Anoche soñé contigo (30 page)

Se sentaron en un banco de madera a llorar las dos. Al cabo de un rato, Estrella se secó las lágrimas, miró la noria, que seguía gira que te gira, y dijo:

—No lo puedo entender... No puedo entender cómo, estando Julio muerto, todo sigue funcionando igual que siempre. Por ejemplo, esta noria. Cuando una tiene un dolor tan terrible, parece imposible que la vida siga, sin alterarse ni un poquito.

Mari Loli comprendió bien lo que quería decir.

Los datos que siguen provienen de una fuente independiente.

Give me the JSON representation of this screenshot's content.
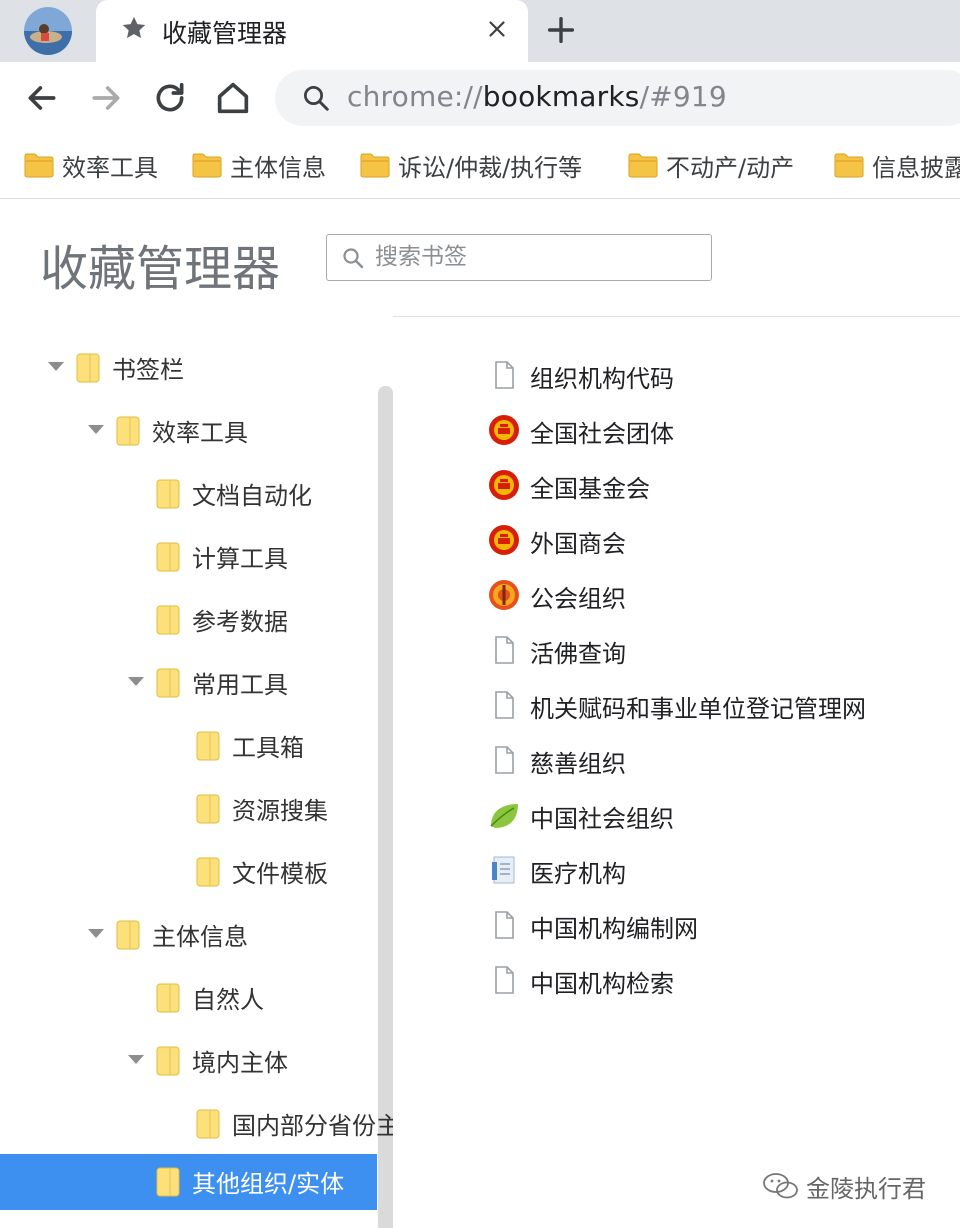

Lo enterraron al día siguiente. Daba una pena tan grande aquella cajita blanca. Todos lloraban menos Estrella. Parecía haber vertido todas las lágrimas bajo la noria verde y blanca. Había recuperado esa expresión terca y ceñuda que sólo Julio había conseguido borrar durante los meses que vivió.

La tarde era gris y fría. Estuvo chispeando todo el rato y, cuando abandonaron el cementerio, estaban calados. Paco y Estrella se fueron juntos, uno al lado del otro, aunque sin tocarse ni darse consuelo. Pero, a la hora, Estrella se plantó en la casa familiar con sus cosas metidas en una bolsa de lona.

—He dejado a Paco —dijo.

No pudo añadir más, no la dejaron. Su madre gritaba:

—¡¿Cómo has podido hacer eso?!

—Porque era...

—Da igual lo que fuera. Las mujeres estamos para aguantar.

Su padre gritaba muchísimo más:

—Puta, más que puta. Te vas a ir de esta casa. No quiero volver a verte.

Y se fue. Se instaló en una pensión. Desde aquel día, Marcelino y Angustias no se hablaban con Estrella.

 

 

Cuando le abrió la puerta seguía con la misma sonrisa luminosa de aquel sábado en que le tiñó el pelo. ¡Caray!, ese novio debía de ser una perla para durar tanto y ponerla así de radiante. Habría que cruzar los dedos para que no se le echase a perder.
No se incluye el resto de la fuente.